Visito a mi librero de cabecera cada semana. Más o menos. Pido hora y me da cita. Algunos logros sociales que todavía no nos han quitado. La librería es bastante grande. Los libros están debidamente colocados y clasificados en sus estanterías. Un extraordinario trabajo que realiza en compañía de su hijo. Apasionado de las letras, también, y que quiere seguir la tradición familiar. Me parece elegante y eficaz la manera de catalogar y exponer los libros para la venta.
Mi librero me conoce desde que era pequeño. De cuando leía cuentos y tebeos. Son muchas horas. Conoce todo sobre mi vida literaria. Sabe qué autores me gustan y los que no. Cuales he leído o releído. Aquellos que no quiero leer porque escriben cosas que no me interesan. Conoce mis gustos literarios y me aconseja. Porque él es librero. Igual que fueron su padre y su abuelo y que será su hijo. Se conoce bien los autores y sus obras. De todas formas, antes de hablar, me deja que me pasee por entre las estanterías y coja algunos libros. Me deja que los toque. Los miro. Leo algunos párrafos. Nunca voy con prisa. A estos sitios se va con tiempo. Esto ya lo he comentado en otras ocasiones.

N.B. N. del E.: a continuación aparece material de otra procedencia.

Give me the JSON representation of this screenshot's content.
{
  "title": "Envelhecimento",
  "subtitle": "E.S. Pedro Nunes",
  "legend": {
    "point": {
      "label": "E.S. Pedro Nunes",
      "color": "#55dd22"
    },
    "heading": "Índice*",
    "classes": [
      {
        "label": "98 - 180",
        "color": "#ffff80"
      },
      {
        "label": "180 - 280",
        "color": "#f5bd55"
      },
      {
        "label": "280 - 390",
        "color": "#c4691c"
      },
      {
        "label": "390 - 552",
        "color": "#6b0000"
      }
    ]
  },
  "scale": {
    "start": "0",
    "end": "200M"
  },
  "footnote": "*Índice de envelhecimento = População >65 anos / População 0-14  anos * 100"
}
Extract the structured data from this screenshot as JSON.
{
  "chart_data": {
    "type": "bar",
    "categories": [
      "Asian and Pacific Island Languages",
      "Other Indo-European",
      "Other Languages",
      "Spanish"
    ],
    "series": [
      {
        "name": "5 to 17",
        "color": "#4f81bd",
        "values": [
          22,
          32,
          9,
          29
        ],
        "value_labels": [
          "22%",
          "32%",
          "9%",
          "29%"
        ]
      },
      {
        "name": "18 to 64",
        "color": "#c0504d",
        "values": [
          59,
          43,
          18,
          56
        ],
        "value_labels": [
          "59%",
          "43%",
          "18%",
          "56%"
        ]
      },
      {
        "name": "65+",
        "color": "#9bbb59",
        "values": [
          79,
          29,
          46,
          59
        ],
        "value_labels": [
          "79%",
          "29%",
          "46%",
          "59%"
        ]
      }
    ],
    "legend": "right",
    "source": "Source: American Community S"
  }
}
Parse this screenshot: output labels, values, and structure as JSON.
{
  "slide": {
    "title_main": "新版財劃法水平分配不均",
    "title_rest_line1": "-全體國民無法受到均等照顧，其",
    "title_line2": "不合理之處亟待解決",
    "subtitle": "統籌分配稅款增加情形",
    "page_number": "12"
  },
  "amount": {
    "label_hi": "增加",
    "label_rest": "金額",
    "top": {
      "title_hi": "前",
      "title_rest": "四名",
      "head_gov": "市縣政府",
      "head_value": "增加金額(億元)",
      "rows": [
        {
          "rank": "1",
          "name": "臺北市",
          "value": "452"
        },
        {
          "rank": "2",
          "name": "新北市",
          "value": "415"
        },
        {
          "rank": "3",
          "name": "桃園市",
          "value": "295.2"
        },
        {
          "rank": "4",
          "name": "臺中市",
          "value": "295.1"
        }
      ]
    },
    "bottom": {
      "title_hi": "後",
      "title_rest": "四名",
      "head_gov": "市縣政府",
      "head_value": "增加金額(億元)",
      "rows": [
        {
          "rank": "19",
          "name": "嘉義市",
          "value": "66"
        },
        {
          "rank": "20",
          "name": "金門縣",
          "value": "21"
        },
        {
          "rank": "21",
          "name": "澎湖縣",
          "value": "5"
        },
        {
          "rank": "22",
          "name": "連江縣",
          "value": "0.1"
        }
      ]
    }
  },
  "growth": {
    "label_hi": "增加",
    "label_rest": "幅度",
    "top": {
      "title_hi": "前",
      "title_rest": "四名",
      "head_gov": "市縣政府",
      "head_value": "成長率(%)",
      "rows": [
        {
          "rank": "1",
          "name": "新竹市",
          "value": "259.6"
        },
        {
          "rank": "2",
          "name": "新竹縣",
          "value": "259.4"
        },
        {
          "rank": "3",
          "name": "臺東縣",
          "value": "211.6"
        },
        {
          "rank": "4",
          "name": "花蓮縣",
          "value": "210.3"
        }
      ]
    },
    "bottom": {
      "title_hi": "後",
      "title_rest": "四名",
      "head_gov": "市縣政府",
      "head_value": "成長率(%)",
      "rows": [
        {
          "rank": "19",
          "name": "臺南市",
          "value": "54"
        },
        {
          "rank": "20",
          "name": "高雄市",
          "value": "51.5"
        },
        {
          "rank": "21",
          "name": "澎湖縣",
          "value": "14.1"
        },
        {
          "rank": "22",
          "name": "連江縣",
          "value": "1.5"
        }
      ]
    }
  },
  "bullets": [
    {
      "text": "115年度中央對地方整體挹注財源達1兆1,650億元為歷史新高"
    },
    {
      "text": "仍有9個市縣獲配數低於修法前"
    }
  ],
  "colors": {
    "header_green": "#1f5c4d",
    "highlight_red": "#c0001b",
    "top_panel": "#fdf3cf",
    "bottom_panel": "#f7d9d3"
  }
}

Llevo algún libro a una de las mesas que hay en la entrada. Mesas de forja y mármol redondas. Me sirve un café y se sienta a mi lado. Le comento cosas de las que he leído. Me explica cosas de los libros que he cogido y de sus autores. Siempre me sorprende. Hace tiempo que me ha prescrito lectura diaria y escritura en los momentos de inspirada lucidez. Ratos de pensar. La lectura, mayormente, de ensayo. Le hago caso porque es mi librero de cabecera y sabe de su profesión. A todo esto su hijo sigue manoseando libros cuidadosamente para colocarlos en los estantes o sobre las mesas expositoras. El tiempo pasa. Me siento cómodo hablando. Reconozco que salgo renovado. Hay más gente en la librería. Pero pasan inadvertidos. Cada uno a lo suyo. Hay pocas mesas y en un momento se han llenado.
Siempre he pensado y defendido la idea de la libre elección de librero de cabecera. Igual que haces con el médico. Que la salud mental es tan importante como la otra. Una librería en la que te sientas cómodo. Un librero que entienda de su oficio. Escucha. Habla. Asesora. Recomienda. Incluso prescribe. Me saca de apuros. Estas cosas entran dentro de lo que hemos bautizado como el estado del bienestar. Logros sociales a los que no tenemos que renunciar. Hay que luchar para mantenerlos. A pesar de Wert y de su 21% de IVA. Tengo derecho a tener mi librero de cabecera en una librería de mi barrio. Su filosofía de la vida literaria se basa en la idea de Umbral. Aquello de que la literatura va más allá de la propia palabra escrita. Motivos para vivir, leer y escribir. Para pensar. Para dormir sin tener que tomar pastillas que luego me producen resaca.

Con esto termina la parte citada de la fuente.